Infidelity and the Fear of Being A Single Parent

Although I want to leave my husband because of his cheating, I am really, really dreading being a single parent. The thought of raising two kids on my own is overwhelming.

You see, I am not one of these “good moms.” I have to give it up to all of those stay-at-home moms who take care of their kid’s day in and day out. I don’t have that skill set. I didn’t realize how hard being a parent can be before I had my first child. The work never ends. It tests you in every way. And for me in particular, I am always feeling like a bad mom. I work during the day, come home, cook, take a bath, spend some time with my kids, and then go to bed. I don’t have much time to do anything else.

I have about two or three hours with my kids before bedtime and it is always a struggle. My three-year-old will just not go to sleep without a fight. After everything I’ve been through with the affair, I don’t want to fight anymore! But no matter what I do, I can’t get control of her. She raises her voice and wants things her way. I try spanking, time out, yelling, and nothing seems to work. I know I need to be more consistent with my approach to her, but it is hard. And on top of it all, I feel guilty for getting irritated at her because I’ve only spent a few hours with her all day. And don’t even get me started on my eight-month-old!

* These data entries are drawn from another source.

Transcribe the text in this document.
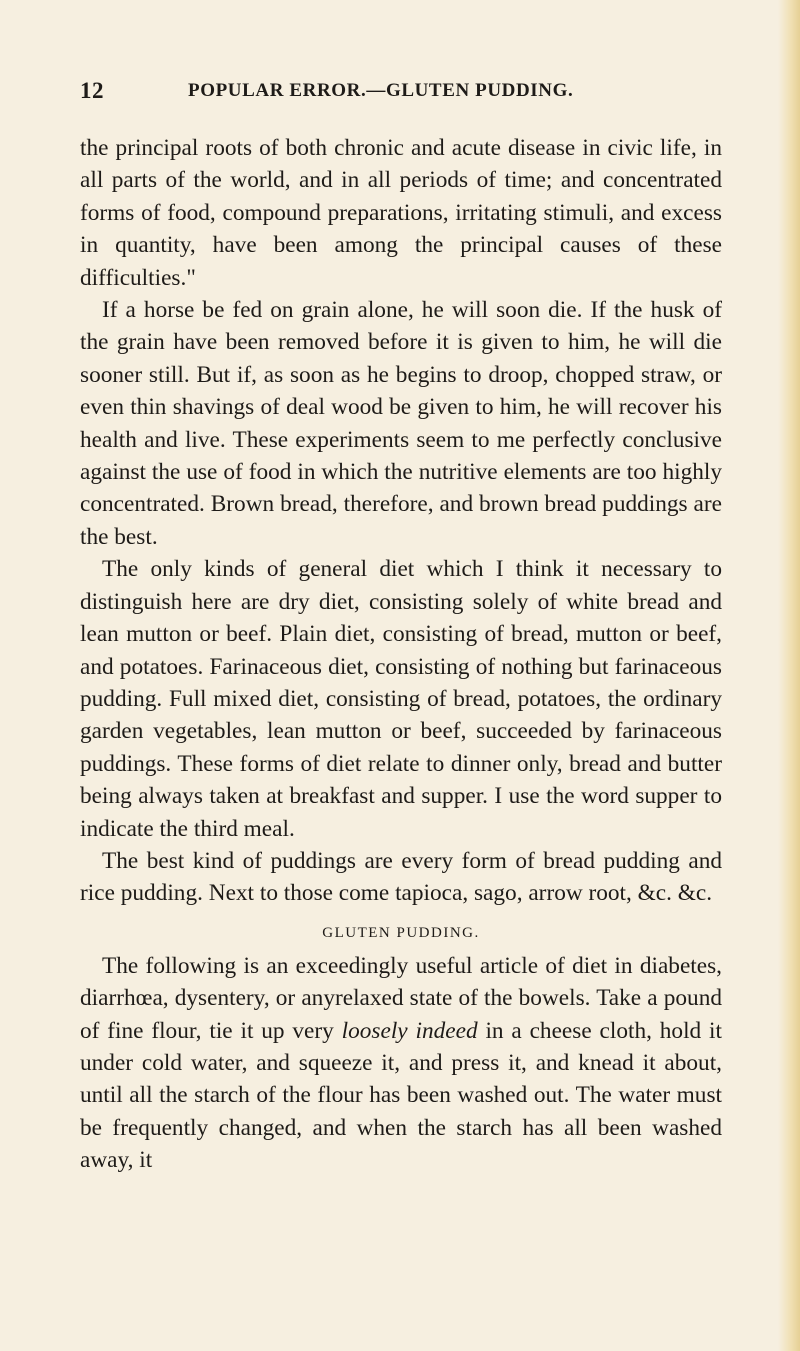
12	POPULAR ERROR.—GLUTEN PUDDING.

the principal roots of both chronic and acute disease in civic life, in all parts of the world, and in all periods of time; and concentrated forms of food, compound preparations, irritating stimuli, and excess in quantity, have been among the principal causes of these difficulties."

If a horse be fed on grain alone, he will soon die. If the husk of the grain have been removed before it is given to him, he will die sooner still. But if, as soon as he begins to droop, chopped straw, or even thin shavings of deal wood be given to him, he will recover his health and live. These experiments seem to me perfectly conclusive against the use of food in which the nutritive elements are too highly concentrated. Brown bread, therefore, and brown bread puddings are the best.

The only kinds of general diet which I think it necessary to distinguish here are dry diet, consisting solely of white bread and lean mutton or beef. Plain diet, consisting of bread, mutton or beef, and potatoes. Farinaceous diet, consisting of nothing but farinaceous pudding. Full mixed diet, consisting of bread, potatoes, the ordinary garden vegetables, lean mutton or beef, succeeded by farinaceous puddings. These forms of diet relate to dinner only, bread and butter being always taken at breakfast and supper. I use the word supper to indicate the third meal.

The best kind of puddings are every form of bread pudding and rice pudding. Next to those come tapioca, sago, arrow root, &c. &c.

GLUTEN PUDDING.

The following is an exceedingly useful article of diet in diabetes, diarrhœa, dysentery, or anyrelaxed state of the bowels. Take a pound of fine flour, tie it up very loosely indeed in a cheese cloth, hold it under cold water, and squeeze it, and press it, and knead it about, until all the starch of the flour has been washed out. The water must be frequently changed, and when the starch has all been washed away, it
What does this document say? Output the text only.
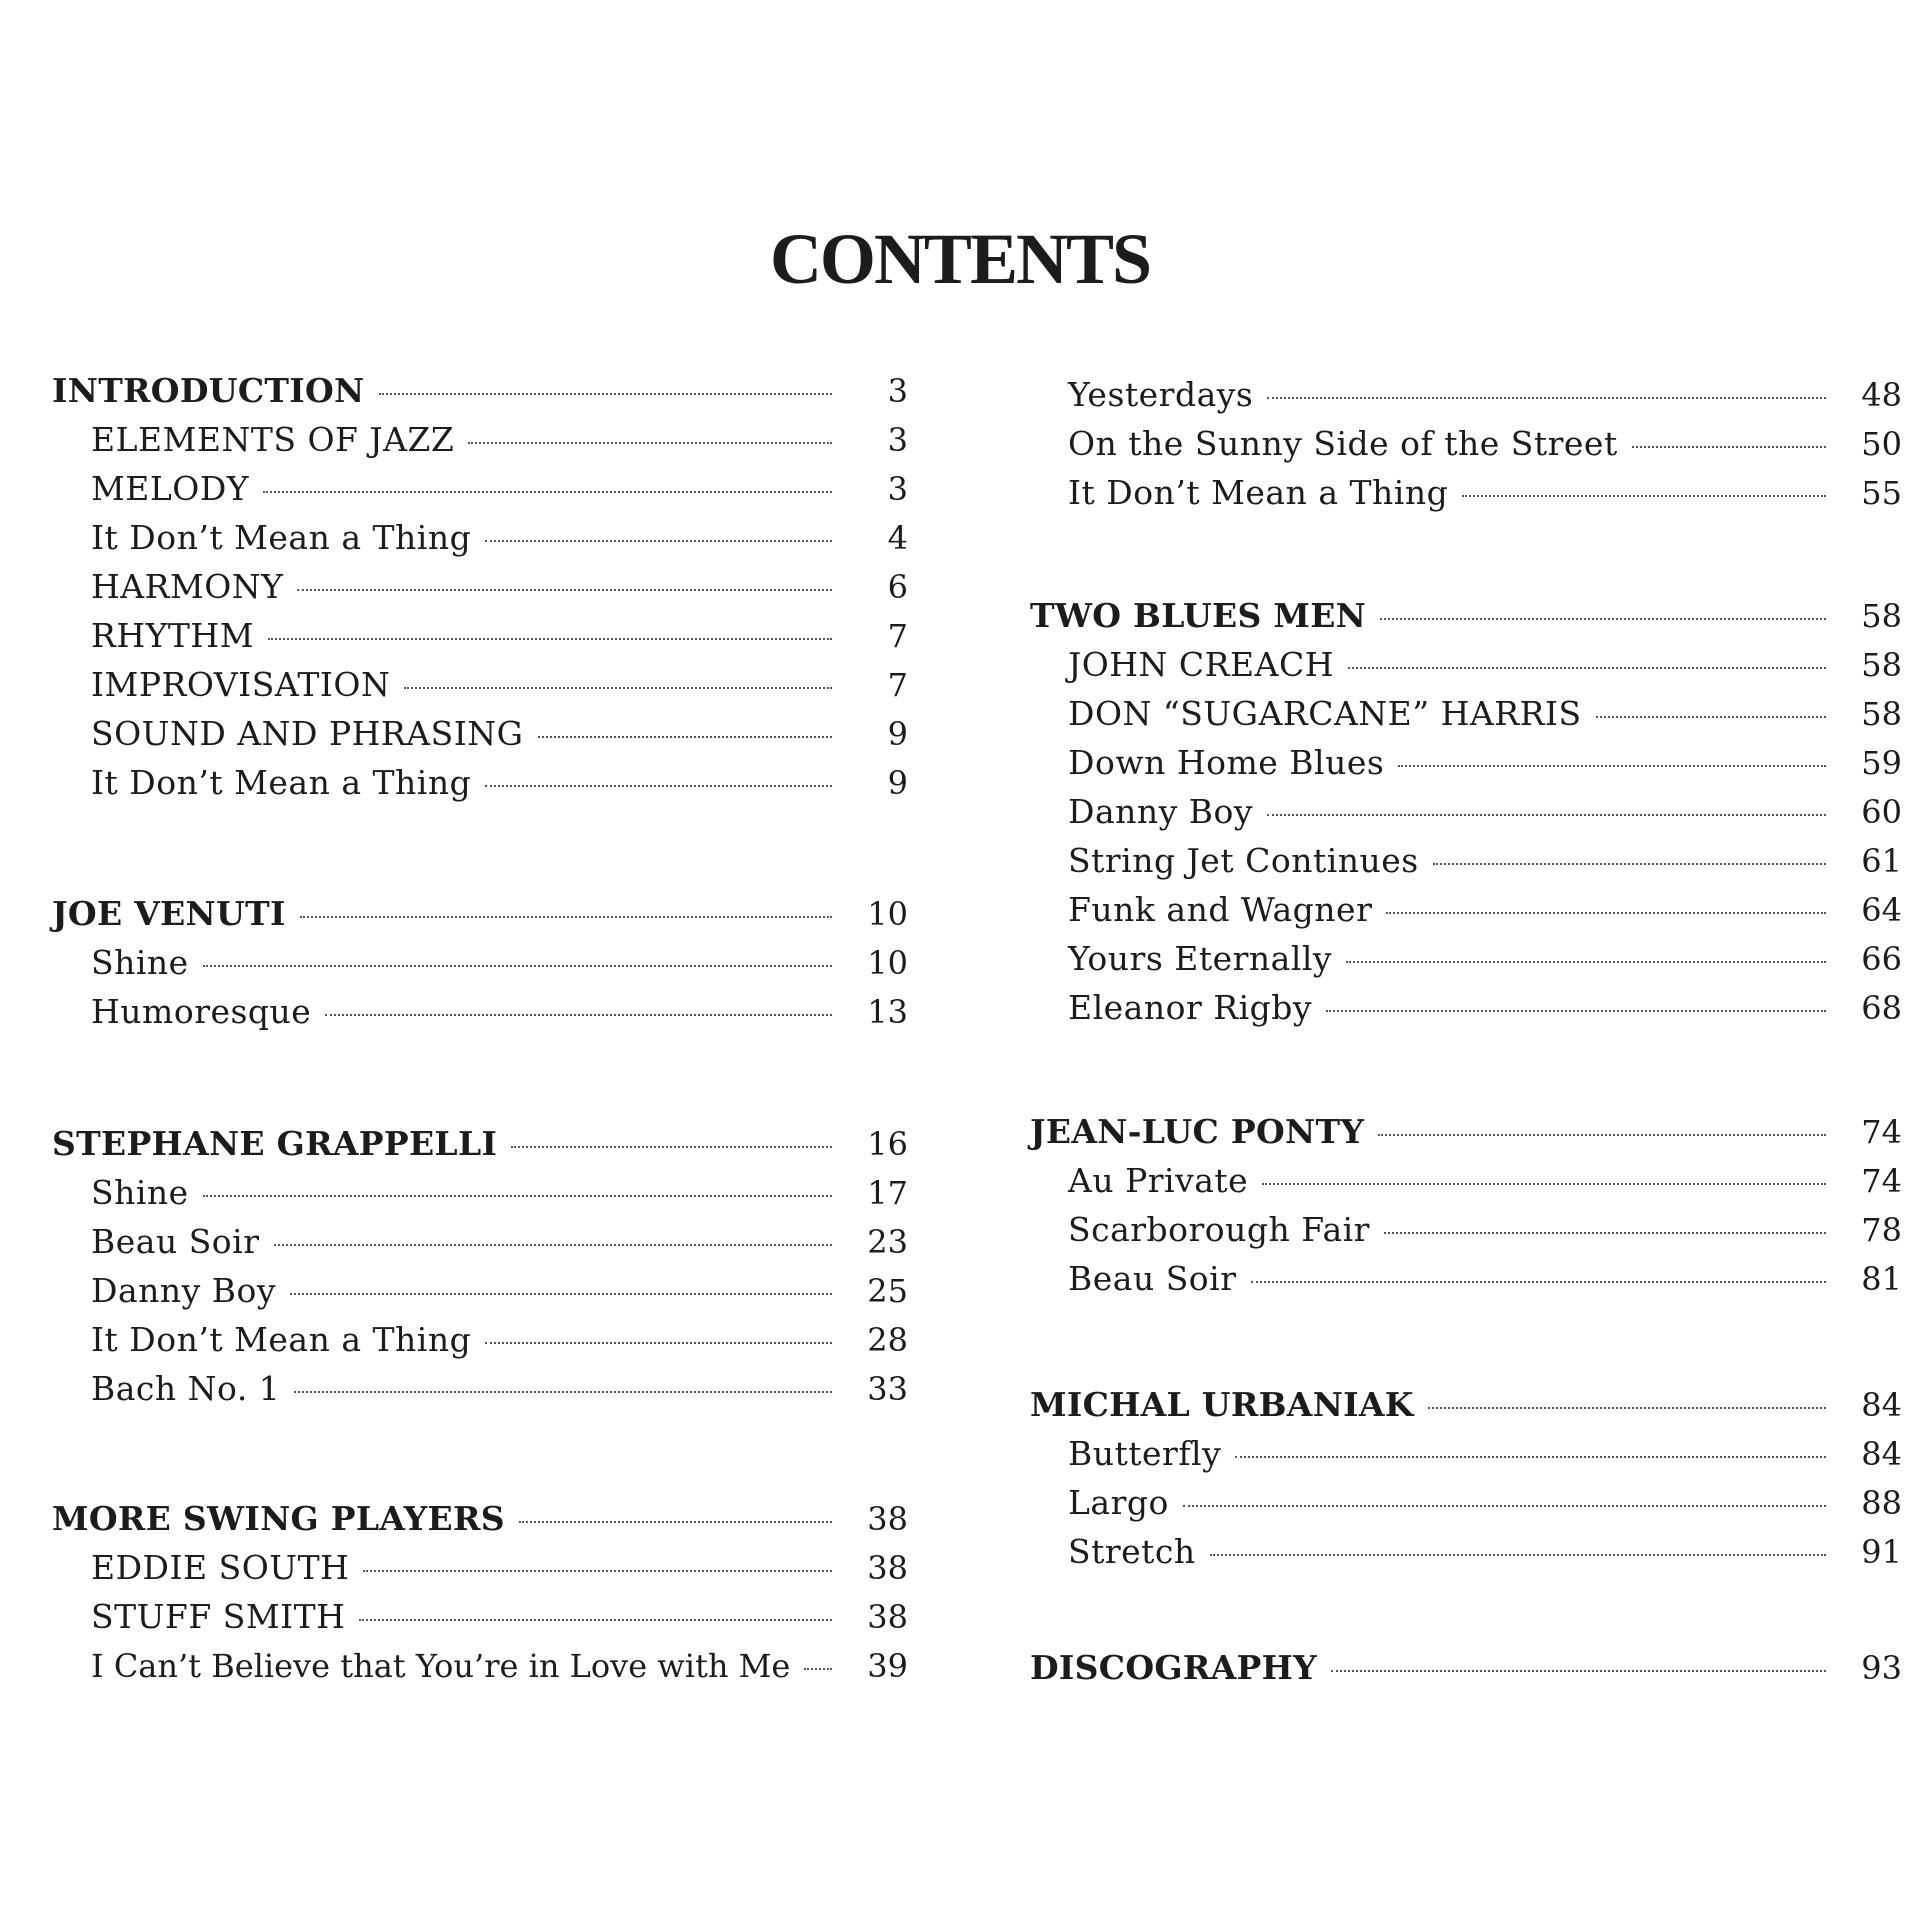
CONTENTS
INTRODUCTION	3
ELEMENTS OF JAZZ	3
MELODY	3
It Don’t Mean a Thing	4
HARMONY	6
RHYTHM	7
IMPROVISATION	7
SOUND AND PHRASING	9
It Don’t Mean a Thing	9
JOE VENUTI	10
Shine	10
Humoresque	13
STEPHANE GRAPPELLI	16
Shine	17
Beau Soir	23
Danny Boy	25
It Don’t Mean a Thing	28
Bach No. 1	33
MORE SWING PLAYERS	38
EDDIE SOUTH	38
STUFF SMITH	38
I Can’t Believe that You’re in Love with Me	39
Yesterdays	48
On the Sunny Side of the Street	50
It Don’t Mean a Thing	55
TWO BLUES MEN	58
JOHN CREACH	58
DON “SUGARCANE” HARRIS	58
Down Home Blues	59
Danny Boy	60
String Jet Continues	61
Funk and Wagner	64
Yours Eternally	66
Eleanor Rigby	68
JEAN-LUC PONTY	74
Au Private	74
Scarborough Fair	78
Beau Soir	81
MICHAL URBANIAK	84
Butterfly	84
Largo	88
Stretch	91
DISCOGRAPHY	93
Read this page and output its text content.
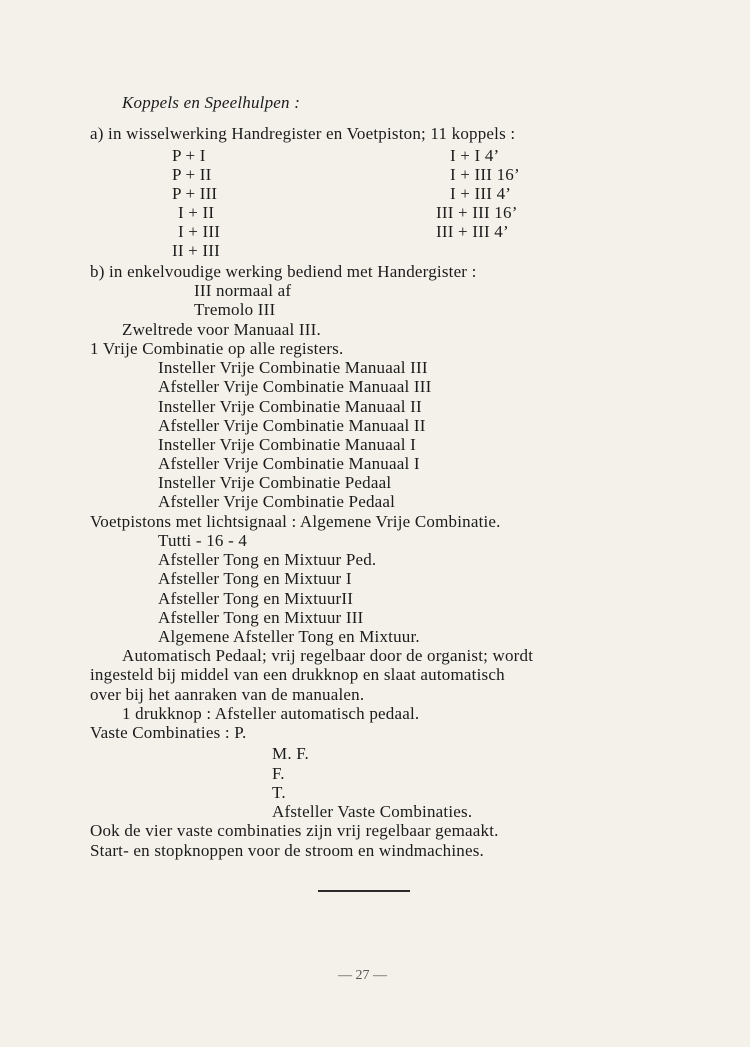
Koppels en Speelhulpen :
a) in wisselwerking Handregister en Voetpiston; 11 koppels :
P + I
P + II
P + III
I + II
I + III
II + III
I + I 4’
I + III 16’
I + III 4’
III + III 16’
III + III 4’
b) in enkelvoudige werking bediend met Handergister :
III normaal af
Tremolo III
Zweltrede voor Manuaal III.
1 Vrije Combinatie op alle registers.
Insteller Vrije Combinatie Manuaal III
Afsteller Vrije Combinatie Manuaal III
Insteller Vrije Combinatie Manuaal II
Afsteller Vrije Combinatie Manuaal II
Insteller Vrije Combinatie Manuaal I
Afsteller Vrije Combinatie Manuaal I
Insteller Vrije Combinatie Pedaal
Afsteller Vrije Combinatie Pedaal
Voetpistons met lichtsignaal : Algemene Vrije Combinatie.
Tutti - 16 - 4
Afsteller Tong en Mixtuur Ped.
Afsteller Tong en Mixtuur I
Afsteller Tong en MixtuurII
Afsteller Tong en Mixtuur III
Algemene Afsteller Tong en Mixtuur.
Automatisch Pedaal; vrij regelbaar door de organist; wordt
ingesteld bij middel van een drukknop en slaat automatisch
over bij het aanraken van de manualen.
1 drukknop : Afsteller automatisch pedaal.
Vaste Combinaties : P.
M. F.
F.
T.
Afsteller Vaste Combinaties.
Ook de vier vaste combinaties zijn vrij regelbaar gemaakt.
Start- en stopknoppen voor de stroom en windmachines.
— 27 —
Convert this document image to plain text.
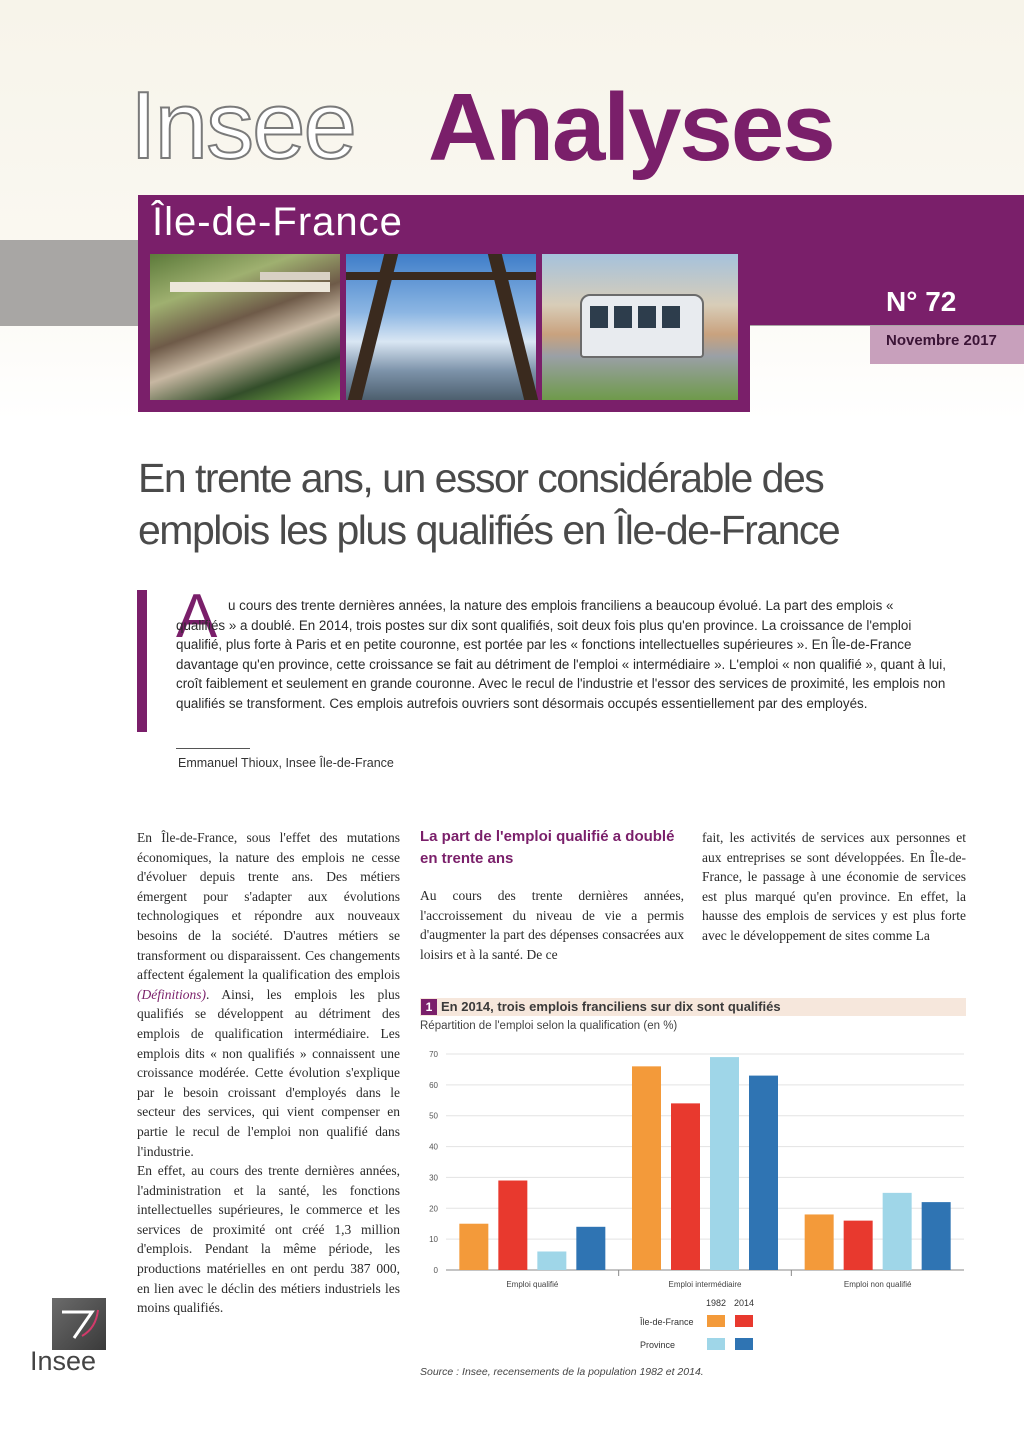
Insee Analyses
Île-de-France
N° 72
Novembre 2017
En trente ans, un essor considérable des emplois les plus qualifiés en Île-de-France
A u cours des trente dernières années, la nature des emplois franciliens a beaucoup évolué. La part des emplois « qualifiés » a doublé. En 2014, trois postes sur dix sont qualifiés, soit deux fois plus qu'en province. La croissance de l'emploi qualifié, plus forte à Paris et en petite couronne, est portée par les « fonctions intellectuelles supérieures ». En Île-de-France davantage qu'en province, cette croissance se fait au détriment de l'emploi « intermédiaire ». L'emploi « non qualifié », quant à lui, croît faiblement et seulement en grande couronne. Avec le recul de l'industrie et l'essor des services de proximité, les emplois non qualifiés se transforment. Ces emplois autrefois ouvriers sont désormais occupés essentiellement par des employés.
Emmanuel Thioux, Insee Île-de-France

En Île-de-France, sous l'effet des mutations économiques, la nature des emplois ne cesse d'évoluer depuis trente ans. Des métiers émergent pour s'adapter aux évolutions technologiques et répondre aux nouveaux besoins de la société. D'autres métiers se transforment ou disparaissent. Ces changements affectent également la qualification des emplois (Définitions). Ainsi, les emplois les plus qualifiés se développent au détriment des emplois de qualification intermédiaire. Les emplois dits « non qualifiés » connaissent une croissance modérée. Cette évolution s'explique par le besoin croissant d'employés dans le secteur des services, qui vient compenser en partie le recul de l'emploi non qualifié dans l'industrie.

En effet, au cours des trente dernières années, l'administration et la santé, les fonctions intellectuelles supérieures, le commerce et les services de proximité ont créé 1,3 million d'emplois. Pendant la même période, les productions matérielles en ont perdu 387 000, en lien avec le déclin des métiers industriels les moins qualifiés.

La part de l'emploi qualifié a doublé en trente ans
Au cours des trente dernières années, l'accroissement du niveau de vie a permis d'augmenter la part des dépenses consacrées aux loisirs et à la santé. De ce
fait, les activités de services aux personnes et aux entreprises se sont développées. En Île-de-France, le passage à une économie de services est plus marqué qu'en province. En effet, la hausse des emplois de services y est plus forte avec le développement de sites comme La
1 En 2014, trois emplois franciliens sur dix sont qualifiés
Répartition de l'emploi selon la qualification (en %)
0
10
20
30
40
50
60
70
Emploi qualifié	Emploi intermédiaire	Emploi non qualifié
1982 2014
Île-de-France
Province
Source : Insee, recensements de la population 1982 et 2014.
Insee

To all those moms (especially single moms) who have their kid disciplined and listening to them when they’re toddlers, CHEERS TO YOU! PLEASE GIVE ME ADVICE!

As you can see, I’m not the most confident mom. My family doesn’t live close, so it’s not like I can drop the kids off at Grandma’s when I need a break. So the thought of doing double duty as a parent is terrifying! I have got to get confident that I can watch them alone before I leave.

On the plus side, my cheating husband is very active with the kids and helpful when dealing with them. To be honest, I think he secretly knows that he has to help or I will go off the deep end, and he doesn’t want that for the kids!

Adultery impacts families in such negative ways.